Their offerings include flexible GPU cloud hosting for dynamic workloads, high-performance dedicated GPU servers powered by the latest NVIDIA GPUs, and HIPAA-compliant GPU hosting designed specifically for healthcare environments where stringent data security is essential.

Key Features

  • New age hardware with high memory bandwidth, ideal for demanding AI and machine learning workloads

  • Security-focused infrastructure with strict protocols for safe handling of sensitive data

Pricing

$1,058/mo for 192 GB RAM with 28 vCPUs, $2,407/mo for 384 GB RAM with 32 vCPUs.

  1. Vultr

Vultr, a trusted NVIDIA GPU server provider, delivers top-tier GPU infrastructure designed for AI, deep learning, and machine learning. For data scientists and AI/ML practitioners, Vultr's GPU-powered Kubernetes environments help to build and run advanced AI and machine learning systems.

Key Features

  • Fast, secure content delivery with unmetered bandwidth and 24/7 accessibility.

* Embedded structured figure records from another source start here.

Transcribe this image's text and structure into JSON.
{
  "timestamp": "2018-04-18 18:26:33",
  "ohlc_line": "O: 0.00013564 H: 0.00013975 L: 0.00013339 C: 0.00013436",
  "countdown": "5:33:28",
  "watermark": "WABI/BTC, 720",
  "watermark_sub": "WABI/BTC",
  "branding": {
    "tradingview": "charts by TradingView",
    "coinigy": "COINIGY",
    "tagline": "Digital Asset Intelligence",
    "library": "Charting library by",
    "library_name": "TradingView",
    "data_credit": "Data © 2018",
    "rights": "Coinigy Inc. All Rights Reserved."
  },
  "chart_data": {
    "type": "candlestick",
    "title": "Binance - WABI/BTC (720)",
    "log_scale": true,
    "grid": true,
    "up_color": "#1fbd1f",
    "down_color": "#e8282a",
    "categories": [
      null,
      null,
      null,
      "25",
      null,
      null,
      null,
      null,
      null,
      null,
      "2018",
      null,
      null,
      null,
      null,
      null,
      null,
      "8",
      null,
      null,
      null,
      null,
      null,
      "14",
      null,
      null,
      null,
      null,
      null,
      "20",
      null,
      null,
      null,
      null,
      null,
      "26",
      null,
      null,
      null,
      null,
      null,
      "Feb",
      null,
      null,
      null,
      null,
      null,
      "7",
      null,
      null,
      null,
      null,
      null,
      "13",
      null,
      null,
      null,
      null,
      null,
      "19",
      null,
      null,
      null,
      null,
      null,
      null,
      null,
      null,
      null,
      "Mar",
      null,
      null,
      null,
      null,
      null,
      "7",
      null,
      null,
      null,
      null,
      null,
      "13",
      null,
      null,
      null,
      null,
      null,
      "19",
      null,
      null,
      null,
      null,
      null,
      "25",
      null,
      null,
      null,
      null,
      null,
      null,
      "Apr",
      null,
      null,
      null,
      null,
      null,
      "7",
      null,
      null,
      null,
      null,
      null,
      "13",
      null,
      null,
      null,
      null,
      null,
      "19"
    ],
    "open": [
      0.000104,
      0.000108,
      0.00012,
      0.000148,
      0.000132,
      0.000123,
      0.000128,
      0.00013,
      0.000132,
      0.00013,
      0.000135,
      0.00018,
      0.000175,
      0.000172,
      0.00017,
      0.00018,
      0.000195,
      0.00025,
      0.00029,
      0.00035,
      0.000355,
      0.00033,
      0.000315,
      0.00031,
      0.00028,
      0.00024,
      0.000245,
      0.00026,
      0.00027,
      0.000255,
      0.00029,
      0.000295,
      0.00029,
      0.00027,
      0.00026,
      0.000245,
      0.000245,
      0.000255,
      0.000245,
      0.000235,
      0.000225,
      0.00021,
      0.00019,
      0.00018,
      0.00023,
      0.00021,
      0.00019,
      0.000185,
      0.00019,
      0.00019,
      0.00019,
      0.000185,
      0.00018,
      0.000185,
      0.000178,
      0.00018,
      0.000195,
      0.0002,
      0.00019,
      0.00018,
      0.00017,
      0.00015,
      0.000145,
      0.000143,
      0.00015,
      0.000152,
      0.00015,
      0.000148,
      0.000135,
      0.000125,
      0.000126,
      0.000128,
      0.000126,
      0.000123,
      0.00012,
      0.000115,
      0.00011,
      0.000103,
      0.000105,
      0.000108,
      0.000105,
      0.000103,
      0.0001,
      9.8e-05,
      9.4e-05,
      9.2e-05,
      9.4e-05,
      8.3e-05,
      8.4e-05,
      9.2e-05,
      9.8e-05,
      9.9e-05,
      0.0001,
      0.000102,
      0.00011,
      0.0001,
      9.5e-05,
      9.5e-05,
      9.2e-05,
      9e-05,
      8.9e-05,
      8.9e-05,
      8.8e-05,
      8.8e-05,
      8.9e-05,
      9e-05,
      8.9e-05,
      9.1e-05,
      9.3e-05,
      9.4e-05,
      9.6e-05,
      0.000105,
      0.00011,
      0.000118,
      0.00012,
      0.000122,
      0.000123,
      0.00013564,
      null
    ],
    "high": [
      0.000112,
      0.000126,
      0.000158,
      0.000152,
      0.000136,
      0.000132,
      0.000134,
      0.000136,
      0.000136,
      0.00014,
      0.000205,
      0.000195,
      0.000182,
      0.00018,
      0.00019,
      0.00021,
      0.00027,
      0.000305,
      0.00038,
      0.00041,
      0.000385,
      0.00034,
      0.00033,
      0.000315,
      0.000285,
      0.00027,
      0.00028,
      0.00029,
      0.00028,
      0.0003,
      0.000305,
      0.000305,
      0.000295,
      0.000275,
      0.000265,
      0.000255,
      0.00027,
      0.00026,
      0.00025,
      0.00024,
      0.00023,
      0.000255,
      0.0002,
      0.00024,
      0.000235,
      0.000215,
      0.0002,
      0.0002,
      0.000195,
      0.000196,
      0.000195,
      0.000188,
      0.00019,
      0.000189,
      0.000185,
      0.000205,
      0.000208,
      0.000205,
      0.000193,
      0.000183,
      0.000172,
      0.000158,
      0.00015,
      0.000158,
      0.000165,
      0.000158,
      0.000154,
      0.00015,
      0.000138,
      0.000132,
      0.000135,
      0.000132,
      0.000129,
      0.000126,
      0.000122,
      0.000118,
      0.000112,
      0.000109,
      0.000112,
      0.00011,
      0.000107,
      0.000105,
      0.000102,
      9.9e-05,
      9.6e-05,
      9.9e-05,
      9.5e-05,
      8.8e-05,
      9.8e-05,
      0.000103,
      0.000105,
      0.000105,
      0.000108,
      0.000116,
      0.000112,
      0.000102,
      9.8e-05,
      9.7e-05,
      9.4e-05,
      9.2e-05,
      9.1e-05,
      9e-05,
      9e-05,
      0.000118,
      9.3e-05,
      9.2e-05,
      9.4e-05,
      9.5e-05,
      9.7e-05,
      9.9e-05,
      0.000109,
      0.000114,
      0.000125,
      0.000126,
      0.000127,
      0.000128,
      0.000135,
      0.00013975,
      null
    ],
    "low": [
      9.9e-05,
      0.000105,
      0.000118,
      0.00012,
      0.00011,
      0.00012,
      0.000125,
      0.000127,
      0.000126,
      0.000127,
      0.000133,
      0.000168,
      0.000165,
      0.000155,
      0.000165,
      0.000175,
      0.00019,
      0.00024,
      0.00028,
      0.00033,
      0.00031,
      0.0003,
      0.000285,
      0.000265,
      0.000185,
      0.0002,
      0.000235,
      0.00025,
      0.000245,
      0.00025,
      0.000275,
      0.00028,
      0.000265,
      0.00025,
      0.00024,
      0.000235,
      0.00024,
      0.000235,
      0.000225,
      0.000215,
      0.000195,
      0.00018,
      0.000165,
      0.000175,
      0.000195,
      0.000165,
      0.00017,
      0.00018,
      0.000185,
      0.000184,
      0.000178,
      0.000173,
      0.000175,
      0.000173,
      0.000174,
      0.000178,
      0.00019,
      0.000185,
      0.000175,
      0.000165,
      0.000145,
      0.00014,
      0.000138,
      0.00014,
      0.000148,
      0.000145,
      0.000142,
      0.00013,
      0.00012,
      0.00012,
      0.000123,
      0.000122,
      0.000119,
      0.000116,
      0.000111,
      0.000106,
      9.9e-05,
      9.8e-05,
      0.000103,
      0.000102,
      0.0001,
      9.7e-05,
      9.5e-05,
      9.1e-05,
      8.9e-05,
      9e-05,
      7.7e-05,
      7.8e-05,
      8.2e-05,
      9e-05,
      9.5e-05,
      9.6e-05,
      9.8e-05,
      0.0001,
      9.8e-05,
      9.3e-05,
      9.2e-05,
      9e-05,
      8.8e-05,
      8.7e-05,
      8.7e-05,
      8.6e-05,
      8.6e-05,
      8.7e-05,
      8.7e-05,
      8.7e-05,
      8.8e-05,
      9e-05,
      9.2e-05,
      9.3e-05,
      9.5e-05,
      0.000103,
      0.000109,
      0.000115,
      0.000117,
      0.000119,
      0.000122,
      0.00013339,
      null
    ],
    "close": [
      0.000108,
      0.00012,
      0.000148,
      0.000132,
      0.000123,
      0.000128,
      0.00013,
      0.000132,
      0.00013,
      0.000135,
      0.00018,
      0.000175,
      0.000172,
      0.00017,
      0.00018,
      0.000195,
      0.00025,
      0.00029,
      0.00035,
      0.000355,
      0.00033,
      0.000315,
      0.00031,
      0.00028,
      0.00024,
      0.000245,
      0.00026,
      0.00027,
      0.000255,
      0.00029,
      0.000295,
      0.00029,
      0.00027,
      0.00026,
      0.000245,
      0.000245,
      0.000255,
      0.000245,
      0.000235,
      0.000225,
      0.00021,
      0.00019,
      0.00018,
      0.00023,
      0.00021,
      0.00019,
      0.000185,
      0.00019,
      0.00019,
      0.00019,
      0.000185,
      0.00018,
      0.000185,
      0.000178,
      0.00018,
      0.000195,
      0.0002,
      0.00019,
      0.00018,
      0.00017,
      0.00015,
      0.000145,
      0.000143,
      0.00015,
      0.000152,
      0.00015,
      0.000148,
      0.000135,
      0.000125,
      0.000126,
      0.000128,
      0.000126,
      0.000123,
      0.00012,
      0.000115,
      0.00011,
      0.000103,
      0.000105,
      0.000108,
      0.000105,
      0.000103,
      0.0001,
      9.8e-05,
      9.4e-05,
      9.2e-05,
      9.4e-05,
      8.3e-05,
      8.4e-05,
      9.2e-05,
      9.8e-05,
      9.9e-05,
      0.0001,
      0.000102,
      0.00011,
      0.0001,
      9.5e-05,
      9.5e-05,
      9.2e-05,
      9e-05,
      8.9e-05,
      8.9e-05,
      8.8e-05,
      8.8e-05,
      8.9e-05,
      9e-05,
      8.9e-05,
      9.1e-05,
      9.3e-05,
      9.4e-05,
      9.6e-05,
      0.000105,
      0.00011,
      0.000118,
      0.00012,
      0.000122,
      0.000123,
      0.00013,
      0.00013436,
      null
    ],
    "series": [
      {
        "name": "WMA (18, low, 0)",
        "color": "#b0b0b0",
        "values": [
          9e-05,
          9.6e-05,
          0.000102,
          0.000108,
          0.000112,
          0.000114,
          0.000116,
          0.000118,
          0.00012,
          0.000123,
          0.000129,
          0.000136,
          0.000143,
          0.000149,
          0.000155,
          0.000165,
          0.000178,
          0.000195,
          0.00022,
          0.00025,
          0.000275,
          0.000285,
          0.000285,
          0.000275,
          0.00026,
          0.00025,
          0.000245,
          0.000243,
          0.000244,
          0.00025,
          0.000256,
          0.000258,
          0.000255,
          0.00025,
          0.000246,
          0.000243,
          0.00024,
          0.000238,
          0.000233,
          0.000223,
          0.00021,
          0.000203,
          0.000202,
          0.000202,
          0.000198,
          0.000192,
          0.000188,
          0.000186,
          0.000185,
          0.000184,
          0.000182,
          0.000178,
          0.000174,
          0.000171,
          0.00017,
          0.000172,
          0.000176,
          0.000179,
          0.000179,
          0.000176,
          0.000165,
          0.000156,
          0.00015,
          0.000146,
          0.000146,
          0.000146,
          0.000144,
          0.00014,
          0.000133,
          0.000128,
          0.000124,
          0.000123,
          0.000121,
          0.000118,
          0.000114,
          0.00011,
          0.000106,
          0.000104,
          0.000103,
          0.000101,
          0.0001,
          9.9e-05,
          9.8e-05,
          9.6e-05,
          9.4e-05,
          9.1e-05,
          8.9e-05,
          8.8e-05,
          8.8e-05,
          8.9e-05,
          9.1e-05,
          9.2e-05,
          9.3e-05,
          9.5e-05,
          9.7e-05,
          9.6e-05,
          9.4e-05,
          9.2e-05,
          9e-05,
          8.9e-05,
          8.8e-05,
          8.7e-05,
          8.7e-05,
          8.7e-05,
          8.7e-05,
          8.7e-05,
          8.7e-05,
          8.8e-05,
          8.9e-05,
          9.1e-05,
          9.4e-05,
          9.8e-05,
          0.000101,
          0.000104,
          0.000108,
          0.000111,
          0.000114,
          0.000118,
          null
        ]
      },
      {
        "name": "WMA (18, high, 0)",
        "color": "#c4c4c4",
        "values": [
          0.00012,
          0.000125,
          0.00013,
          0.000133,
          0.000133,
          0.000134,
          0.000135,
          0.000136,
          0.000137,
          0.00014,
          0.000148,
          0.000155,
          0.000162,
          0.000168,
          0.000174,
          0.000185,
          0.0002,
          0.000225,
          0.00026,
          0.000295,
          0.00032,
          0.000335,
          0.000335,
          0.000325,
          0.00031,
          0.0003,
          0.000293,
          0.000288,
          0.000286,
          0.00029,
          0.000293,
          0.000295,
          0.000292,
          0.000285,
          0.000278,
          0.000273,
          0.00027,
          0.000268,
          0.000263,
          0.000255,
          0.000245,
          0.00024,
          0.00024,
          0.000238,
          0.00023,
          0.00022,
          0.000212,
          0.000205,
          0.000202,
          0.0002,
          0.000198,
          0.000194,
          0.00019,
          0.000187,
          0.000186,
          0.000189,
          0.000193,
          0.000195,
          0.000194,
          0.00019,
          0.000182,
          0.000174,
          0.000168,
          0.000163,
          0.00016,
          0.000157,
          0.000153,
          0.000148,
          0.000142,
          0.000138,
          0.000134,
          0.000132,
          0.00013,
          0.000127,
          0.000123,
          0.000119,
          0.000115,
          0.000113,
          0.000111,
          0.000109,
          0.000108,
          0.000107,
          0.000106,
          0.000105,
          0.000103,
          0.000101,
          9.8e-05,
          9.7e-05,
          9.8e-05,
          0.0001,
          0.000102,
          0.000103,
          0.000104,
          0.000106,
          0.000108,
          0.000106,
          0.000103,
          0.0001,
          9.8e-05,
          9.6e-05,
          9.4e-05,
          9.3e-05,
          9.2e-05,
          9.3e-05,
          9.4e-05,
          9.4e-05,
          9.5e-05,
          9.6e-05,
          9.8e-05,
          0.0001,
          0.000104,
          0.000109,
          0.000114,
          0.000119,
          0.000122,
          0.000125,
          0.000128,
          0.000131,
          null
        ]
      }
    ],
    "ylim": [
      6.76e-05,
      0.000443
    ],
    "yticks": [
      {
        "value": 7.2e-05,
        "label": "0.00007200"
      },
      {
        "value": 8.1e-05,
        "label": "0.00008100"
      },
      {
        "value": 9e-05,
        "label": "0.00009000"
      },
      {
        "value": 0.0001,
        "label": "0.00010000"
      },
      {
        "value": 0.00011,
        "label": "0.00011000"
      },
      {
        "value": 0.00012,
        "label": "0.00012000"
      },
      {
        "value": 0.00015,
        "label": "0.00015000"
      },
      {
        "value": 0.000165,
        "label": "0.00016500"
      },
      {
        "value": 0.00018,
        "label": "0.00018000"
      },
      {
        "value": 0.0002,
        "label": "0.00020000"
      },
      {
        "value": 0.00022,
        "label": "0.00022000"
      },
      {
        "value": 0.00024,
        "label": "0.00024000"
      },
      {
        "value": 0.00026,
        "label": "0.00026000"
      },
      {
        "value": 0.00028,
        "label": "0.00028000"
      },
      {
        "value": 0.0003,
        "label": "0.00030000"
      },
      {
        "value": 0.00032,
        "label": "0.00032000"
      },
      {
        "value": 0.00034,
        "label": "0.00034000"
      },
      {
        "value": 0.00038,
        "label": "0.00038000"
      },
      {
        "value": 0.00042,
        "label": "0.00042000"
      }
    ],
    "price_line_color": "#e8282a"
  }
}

  • Advanced DDoS protection safeguards against Layer 3 and Layer 4 network attacks.

  • Easy creation and management of custom IP space across global data centers.

Pricing

Specialized GPU instances from Vultr start at $0.99/hour and vary based on the model and resources selected.

Conclusion

There are many such providers globally, but selecting the right cloud GPU provider for AI and deep learning is crucial. To ensure the best fit, evaluate your project’s unique requirements, your level of technical expertise, and the budget you have available.